3 Myasthenia gravis in a dog
The dog had become progressively less exercise tolerant over the 2 months prior to presentation. He had also initially begun to regurgitate his food and then began to regurgitate water. The regurgitation usually occurred within a few minutes after eating, but occasionally he brought up foam without having eaten anything. The food that he regurgitated was formed and undigested. He was still interested in eating and the owners had started feeding him very small amounts, as any larger amounts were regurgitated.
He had become progressively less able to go for walks and would sit or lie down after several minutes of walking. He remained conscious during these times and he would usually be willing to walk again after a short rest. He had begun to cough during the previous week and his breathing was laboured. His faeces were formed and were passed normally and his urination was normal.

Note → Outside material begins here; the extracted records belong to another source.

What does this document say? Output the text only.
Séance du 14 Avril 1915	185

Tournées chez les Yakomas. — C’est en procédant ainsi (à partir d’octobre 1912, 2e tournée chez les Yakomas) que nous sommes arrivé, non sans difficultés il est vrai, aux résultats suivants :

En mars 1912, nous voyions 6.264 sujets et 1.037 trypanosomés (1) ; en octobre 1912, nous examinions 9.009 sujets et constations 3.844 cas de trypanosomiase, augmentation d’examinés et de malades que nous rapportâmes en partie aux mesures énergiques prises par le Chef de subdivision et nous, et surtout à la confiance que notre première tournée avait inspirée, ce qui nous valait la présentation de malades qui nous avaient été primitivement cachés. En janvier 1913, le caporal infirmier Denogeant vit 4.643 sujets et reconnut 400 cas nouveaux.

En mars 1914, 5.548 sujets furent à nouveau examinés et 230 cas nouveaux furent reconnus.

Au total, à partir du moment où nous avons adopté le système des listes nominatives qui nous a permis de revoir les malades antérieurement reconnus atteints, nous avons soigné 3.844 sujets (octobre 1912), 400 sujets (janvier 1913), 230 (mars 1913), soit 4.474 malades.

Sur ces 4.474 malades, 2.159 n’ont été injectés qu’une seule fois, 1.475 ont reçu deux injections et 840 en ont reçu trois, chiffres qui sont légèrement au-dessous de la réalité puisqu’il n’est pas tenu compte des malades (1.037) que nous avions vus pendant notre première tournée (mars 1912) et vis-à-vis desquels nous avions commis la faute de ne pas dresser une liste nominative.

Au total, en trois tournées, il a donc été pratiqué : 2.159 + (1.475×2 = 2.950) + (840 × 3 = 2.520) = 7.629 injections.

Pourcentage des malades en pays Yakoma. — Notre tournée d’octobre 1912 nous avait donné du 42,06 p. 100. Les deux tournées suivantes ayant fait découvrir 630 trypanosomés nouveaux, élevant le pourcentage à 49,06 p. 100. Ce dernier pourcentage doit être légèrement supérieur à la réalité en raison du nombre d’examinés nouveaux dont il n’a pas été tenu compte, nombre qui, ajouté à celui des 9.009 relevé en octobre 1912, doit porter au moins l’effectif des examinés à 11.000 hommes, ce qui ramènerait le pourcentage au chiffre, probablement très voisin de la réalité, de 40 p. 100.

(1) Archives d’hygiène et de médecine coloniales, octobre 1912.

The dog was quiet but responsive and preferred to lie on the consulting room floor during the examination. He was reluctant to walk when taken outside and his gait was abnormal (Fig 3.1). His body condition score was 4/9. Mucus membranes were pink and capillary refill time was less than 2 seconds. Pulse quality was good.
Thoracic auscultation revealed normal heart sounds but crackles over the left lung fields. Heart rate was 140 beats per minute (bpm) and the respiratory rate was 60 breaths per minute with some inspiratory effort.
Weakness and exercise intolerance can by caused by many systemic disorders, including (but not limited to) cardiopulmonary diseases, metabolic disorders such as hypothyroidism or hypoadrenocorticism, neurological disorders such as polyneuropathies or myasthenia gravis, myopathies or pain due to other disorders.
Coughing can be due to upper respiratory disorders, lower respiratory disorders or cardiac disorders. As this dog had crackles on auscultation, a lower respiratory (lung) disorder was suspected. Crackles are discontinuous, non-musical sounds produced when airway pressures fluctuate or when air rushes through fluid- or mucus-filled alveoli, but can sometimes also be heard when there is fluid in the oesophagus.
Haematology, serum chemistry and routine urinalysis were performed. The haematology results showed an increase in neutrophils with a slight left shift, consistent with the presence of inflammation. The serum chemistry results were unremarkable, as was the urinalysis. Basal serum cortisol was 132 nmol/l (reference range 20–230 nmol/l).
Clinical tip on use of basal serum cortisol
A serum basal cortisol concentration of 70 nmol/l or greater effectively rules out hypoadrenocorticism. If the value is less than 70 nmol/l, an ACTH stimulation test should be performed to definitively rule out or diagnose this disorder.